Behold, a glorious poster for Fury, the forthcoming war drama (opening in November) starring Brad Pitt and assorted thespians of the male gender. If the movie is great (a big if) this is the kind of poster that would become iconic. It's almost mythic already, what with the perfect but unexpected composition, evocative mood, stormy color and the title painted on the tank's gun.
The trailer also came out this week so let's break that down with our Yes No Maybe So system after the jump...
• Well it looks classy. Or as classy as you can look when you're covered in mud and talking non-stop about killing. By which I mean it looks like a serious war drama and not a 'rah-rah, let's kill' drama
• The opening moments play like an early Oscar FYC for Cinematography. The DP is Roman Vasyanov who previously lensed Ayer's End of Watch as well as the moody thriller The East. But his earlier feature, the colorful Russian musical Hipsters (see it if you get a chance!) suggests he has a lot of range.
• You could probably do a "best shot" episode just from the trailer - unless they included most of the great images already.
• The editor is Dody Dorn who is very good at sustained tension and action setpieces (think T2: Judgment Day, Memento... or even the second act of Australia)
• End of Watch, writer/director David Ayer's previous feature, was surprisingly good given its exceedingly familiar genre and suggests he has a deft touch when it comes to directing male camarederie, you are there crises, and heroism under pressure. All of those skills will serve him well here.
• ♥ Brad Pitt. Always have. And characters with memorable names on screen like "Wardaddy" win any movie bonus points. Pitt is aging so well, so much gravitas onscreen. It's like he barely has to do anything anymore to convey.
• And then there's the supporting cast. They're all fine actors, especially Michael Peña who really needs to get the attention his co-stars usually get. Regarding LaBeouf: you can be troubled/crazy and still basically good at your job. I just hope he gets it together before we get really bad news one morning, if you know what I mean.
• "Deals are peaceful. History is violent" / "best job I ever had" potentially memorable / quotable dialogue
• This movie looks serious. Which is a good thing. Unless it's super self serious, which it might well be.
• War dramas often have confusing muddled and troubling politics, not just in 'what it means to be a man' (zzzz) which is primally reduced to Real Men Kill Superbly (Rambo, Braveheart, thousands more) or the less common but similar curveball Real Men Are Brutally Killed Spectacularly Like Martyrs For Their Country (Lone Survivor, 300). Even anti-war dramas often dwell so long on their gruesome moments it's like they're a recovering addict ditching their sobriety. Can this movie find that balance between conveying violence and heroism without revelling in violence and sadism?

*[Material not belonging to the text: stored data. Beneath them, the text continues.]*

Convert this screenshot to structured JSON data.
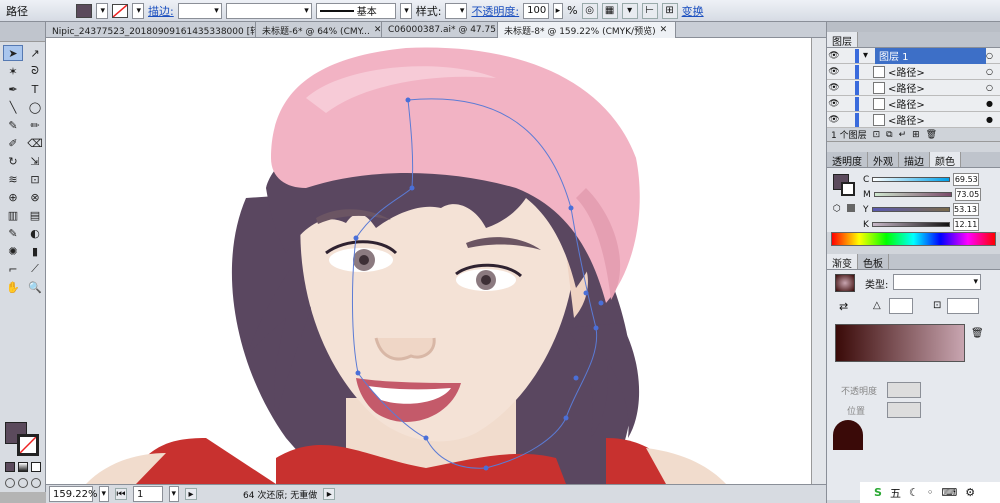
{
  "control_bar": {
    "object_type": "路径",
    "stroke_label": "描边:",
    "line_style_label": "基本",
    "style_label": "样式:",
    "opacity_label": "不透明度:",
    "opacity_value": "100",
    "percent": "%",
    "transform_label": "变换"
  },
  "document_tabs": [
    {
      "label": "Nipic_24377523_20180909161435338000 [转换].ai*",
      "active": false
    },
    {
      "label": "未标题-6* @ 64% (CMY...",
      "active": false
    },
    {
      "label": "C06000387.ai* @ 47.75...",
      "active": false
    },
    {
      "label": "未标题-8* @ 159.22% (CMYK/预览)",
      "active": true
    }
  ],
  "status_bar": {
    "zoom": "159.22%",
    "page": "1",
    "message": "64 次还原; 无重做"
  },
  "layers_panel": {
    "tab": "图层",
    "rows": [
      {
        "name": "图层 1",
        "highlight": true
      },
      {
        "name": "<路径>",
        "highlight": false
      },
      {
        "name": "<路径>",
        "highlight": false
      },
      {
        "name": "<路径>",
        "highlight": false
      },
      {
        "name": "<路径>",
        "highlight": false
      }
    ],
    "count": "1 个图层"
  },
  "color_panel": {
    "tabs": [
      "透明度",
      "外观",
      "描边",
      "颜色"
    ],
    "channels": [
      {
        "name": "C",
        "value": "69.53"
      },
      {
        "name": "M",
        "value": "73.05"
      },
      {
        "name": "Y",
        "value": "53.13"
      },
      {
        "name": "K",
        "value": "12.11"
      }
    ]
  },
  "gradient_panel": {
    "tabs": [
      "渐变",
      "色板"
    ],
    "type_label": "类型:",
    "angle_label": "角度",
    "opacity_label": "不透明度",
    "position_label": "位置"
  },
  "taskbar": {
    "labels": [
      "五"
    ]
  },
  "colors": {
    "fill": "#5b4a5c",
    "hat": "#f2b3c4",
    "hair": "#5a4760",
    "skin": "#f4e2d6",
    "shirt": "#c8312f",
    "path": "#5b7bd5",
    "gradient_start": "#3a0a08",
    "gradient_end": "#c8a5b0"
  }
}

• Logan Lerman looks to have the key role since he's nervous/hesitant about killing (what's his arc like?) and he's also younger and prettier and the audience surrogate as the outsider to the 'family' inside that tank. He also appears to have at least a cameo love interest. Will he stick out like a sore thumb in ways that go beyond that his character sticks out?
• How is this going to compare to other war dramas that worked wonders with claustrophic settings like submarines (Das Boot, 1981) or tanks like this one (Lebanon, 2009). Will it really convey the interior of the tank or be focused on the action outside of it. Tricky balance for action scenes.
What do you think of it... Oscar contender? Yes No or Maybe So and for which parts?